Resilient systems are able to recover from disturbances when they are adaptable and have built in redundancy which provides a backup system when a vital element is down for the count.
Resilient marriages are built by partners who are willing and able to step in for one another in a crunch, whether it’s picking up the kids or getting the taxes done. And they’re sustained and strengthened by partners who are adaptable enough to keep their footing in times of change, and flexible enough to wholeheartedly work toward the greater good of marriage, even when it’s inconvenient.
A marriage that encourages and sustains diversity is one that respects each partner’s individuality. Living systems sustain themselves through an exchange of the energy, resources and capacities of each individual member. The more each partner in a marriage expands and follows their individual interests, the more each can contribute to the all-important diversity of the system.
According to Hill, “Living systems are networks of interdependence. This forest is possible because of light and heat and earth, system upon system forming relationships and ties, like your family, your friends, and the relationship each of you has to your past, present and future.”
You simply cannot have a marriage in a vacuum. Life, work, personal histories, families, economic fluctuations, children, pets, neighbors, friends and enemies, soccer games, and the Fickle Finger of Fate are all a part of the living system surrounding and interpenetrating your marriage, for better or for worse. In nature, this interdependence is a strength; it can also be a strength in your marriage if you understand its value.

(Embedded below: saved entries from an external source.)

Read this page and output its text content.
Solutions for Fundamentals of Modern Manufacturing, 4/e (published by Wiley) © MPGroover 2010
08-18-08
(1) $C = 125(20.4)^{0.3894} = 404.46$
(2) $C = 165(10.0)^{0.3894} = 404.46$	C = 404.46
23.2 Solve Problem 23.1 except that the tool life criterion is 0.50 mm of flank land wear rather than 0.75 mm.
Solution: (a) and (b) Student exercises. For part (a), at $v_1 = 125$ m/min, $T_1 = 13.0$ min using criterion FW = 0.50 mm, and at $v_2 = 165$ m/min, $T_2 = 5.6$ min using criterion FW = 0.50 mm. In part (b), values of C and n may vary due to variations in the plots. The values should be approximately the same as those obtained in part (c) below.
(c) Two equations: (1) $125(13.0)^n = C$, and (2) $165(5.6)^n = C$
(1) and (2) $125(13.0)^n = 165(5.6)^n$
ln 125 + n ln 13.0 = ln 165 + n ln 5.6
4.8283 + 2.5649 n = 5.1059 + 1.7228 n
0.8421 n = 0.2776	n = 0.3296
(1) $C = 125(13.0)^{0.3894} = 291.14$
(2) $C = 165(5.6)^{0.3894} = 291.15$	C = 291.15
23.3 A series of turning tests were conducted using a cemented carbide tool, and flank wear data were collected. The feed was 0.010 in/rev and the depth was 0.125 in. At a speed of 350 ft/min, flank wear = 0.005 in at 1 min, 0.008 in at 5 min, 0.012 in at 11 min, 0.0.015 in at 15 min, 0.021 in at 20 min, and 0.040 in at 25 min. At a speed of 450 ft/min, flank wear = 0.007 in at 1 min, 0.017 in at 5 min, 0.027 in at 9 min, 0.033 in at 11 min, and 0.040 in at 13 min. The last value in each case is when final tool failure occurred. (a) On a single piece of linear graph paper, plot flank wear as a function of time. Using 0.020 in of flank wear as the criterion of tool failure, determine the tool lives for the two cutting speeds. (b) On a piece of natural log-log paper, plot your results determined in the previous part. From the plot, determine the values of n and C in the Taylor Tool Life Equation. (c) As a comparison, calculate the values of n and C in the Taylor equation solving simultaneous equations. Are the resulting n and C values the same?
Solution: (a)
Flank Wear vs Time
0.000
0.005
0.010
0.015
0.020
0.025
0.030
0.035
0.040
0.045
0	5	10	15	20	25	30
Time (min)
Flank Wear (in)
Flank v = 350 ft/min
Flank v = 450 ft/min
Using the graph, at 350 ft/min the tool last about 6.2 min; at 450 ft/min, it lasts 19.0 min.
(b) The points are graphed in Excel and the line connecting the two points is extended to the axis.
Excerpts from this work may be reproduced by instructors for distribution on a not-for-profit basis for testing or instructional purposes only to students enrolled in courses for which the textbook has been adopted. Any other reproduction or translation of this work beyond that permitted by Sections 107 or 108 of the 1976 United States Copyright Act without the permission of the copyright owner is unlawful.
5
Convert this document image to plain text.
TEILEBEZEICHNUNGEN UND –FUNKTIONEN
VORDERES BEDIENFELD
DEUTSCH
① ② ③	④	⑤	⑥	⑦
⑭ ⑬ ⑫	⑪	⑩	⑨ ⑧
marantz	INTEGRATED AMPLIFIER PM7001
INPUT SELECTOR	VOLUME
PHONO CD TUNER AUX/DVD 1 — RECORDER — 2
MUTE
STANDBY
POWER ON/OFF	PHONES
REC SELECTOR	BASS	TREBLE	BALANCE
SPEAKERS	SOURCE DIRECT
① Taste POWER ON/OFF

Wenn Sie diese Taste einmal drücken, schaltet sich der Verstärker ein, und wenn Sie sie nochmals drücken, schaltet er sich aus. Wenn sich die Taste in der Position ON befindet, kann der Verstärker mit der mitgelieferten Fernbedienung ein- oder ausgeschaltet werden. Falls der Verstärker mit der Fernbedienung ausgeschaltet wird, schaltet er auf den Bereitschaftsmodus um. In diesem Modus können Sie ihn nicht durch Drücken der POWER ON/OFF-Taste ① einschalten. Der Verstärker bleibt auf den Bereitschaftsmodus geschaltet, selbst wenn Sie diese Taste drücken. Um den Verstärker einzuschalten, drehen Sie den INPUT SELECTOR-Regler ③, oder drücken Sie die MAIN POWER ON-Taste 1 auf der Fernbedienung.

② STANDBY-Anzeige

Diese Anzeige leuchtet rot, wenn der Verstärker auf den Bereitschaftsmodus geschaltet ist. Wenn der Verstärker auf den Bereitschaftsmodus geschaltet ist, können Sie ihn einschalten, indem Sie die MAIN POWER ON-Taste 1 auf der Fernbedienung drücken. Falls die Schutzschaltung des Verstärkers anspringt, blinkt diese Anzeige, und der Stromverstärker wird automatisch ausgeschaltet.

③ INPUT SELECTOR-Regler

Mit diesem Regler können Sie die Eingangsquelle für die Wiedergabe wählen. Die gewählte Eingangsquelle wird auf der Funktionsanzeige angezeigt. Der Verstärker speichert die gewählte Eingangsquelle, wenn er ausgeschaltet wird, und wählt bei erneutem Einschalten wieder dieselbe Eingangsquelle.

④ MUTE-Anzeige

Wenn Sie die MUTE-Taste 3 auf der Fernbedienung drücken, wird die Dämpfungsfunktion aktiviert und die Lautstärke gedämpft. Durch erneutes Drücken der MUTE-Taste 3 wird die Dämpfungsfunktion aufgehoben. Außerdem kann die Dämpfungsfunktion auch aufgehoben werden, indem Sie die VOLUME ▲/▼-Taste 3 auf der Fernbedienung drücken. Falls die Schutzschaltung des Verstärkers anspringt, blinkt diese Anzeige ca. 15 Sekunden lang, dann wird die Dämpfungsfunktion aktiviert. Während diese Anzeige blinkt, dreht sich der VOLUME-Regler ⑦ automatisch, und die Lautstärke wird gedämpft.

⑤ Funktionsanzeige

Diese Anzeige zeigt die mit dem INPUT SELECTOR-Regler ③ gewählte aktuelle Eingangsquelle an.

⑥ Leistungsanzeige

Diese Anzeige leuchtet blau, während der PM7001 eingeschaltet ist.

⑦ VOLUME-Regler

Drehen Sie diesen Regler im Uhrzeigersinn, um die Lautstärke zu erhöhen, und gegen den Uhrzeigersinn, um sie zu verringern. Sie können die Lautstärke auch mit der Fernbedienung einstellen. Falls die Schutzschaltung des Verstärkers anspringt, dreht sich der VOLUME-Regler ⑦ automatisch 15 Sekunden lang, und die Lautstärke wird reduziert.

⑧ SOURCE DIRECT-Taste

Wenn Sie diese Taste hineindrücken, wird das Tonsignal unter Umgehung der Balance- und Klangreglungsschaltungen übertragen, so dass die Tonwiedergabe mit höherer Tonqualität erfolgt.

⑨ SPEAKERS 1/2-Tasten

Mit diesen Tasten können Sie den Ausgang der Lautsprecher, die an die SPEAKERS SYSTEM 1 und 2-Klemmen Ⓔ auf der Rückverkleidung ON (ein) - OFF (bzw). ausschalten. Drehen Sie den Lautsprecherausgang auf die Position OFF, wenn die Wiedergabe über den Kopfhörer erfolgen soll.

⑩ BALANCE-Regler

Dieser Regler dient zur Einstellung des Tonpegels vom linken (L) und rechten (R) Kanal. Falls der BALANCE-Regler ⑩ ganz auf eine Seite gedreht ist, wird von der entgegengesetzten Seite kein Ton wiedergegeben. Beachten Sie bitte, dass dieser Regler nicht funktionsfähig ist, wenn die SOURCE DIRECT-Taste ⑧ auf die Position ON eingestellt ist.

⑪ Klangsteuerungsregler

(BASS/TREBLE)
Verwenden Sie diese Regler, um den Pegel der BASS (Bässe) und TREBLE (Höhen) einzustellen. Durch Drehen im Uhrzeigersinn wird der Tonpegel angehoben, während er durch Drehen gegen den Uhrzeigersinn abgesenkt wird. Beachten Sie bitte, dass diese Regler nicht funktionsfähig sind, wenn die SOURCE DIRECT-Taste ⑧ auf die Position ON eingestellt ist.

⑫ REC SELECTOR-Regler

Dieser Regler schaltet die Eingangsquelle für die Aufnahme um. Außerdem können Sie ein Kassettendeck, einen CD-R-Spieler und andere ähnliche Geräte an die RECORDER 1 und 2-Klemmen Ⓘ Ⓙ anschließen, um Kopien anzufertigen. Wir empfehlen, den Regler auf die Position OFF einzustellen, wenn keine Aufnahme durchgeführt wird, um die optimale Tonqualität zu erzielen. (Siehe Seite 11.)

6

In 1987, a United Nations commission said that “sustainable development is development that meets the needs of the present without compromising the ability of future generations to meet their own needs.”
Partners in a sustainable marriage work to meet the needs of the moment without compromising the future of the partners and marriage. Environmentalists frequently focus on what are known as the “three pillars” of sustainability – social, economic and environmental well-being.
These three pillars are definitely relevant to marriage, but the most important pillar of marital sustainability is unconditional love, love that doesn’t keep score, that doesn’t demand its own way, that is grounded in friendship as well as passion, and that is willing to work on differences until a true consensus – a win-win solution – is reached, every time.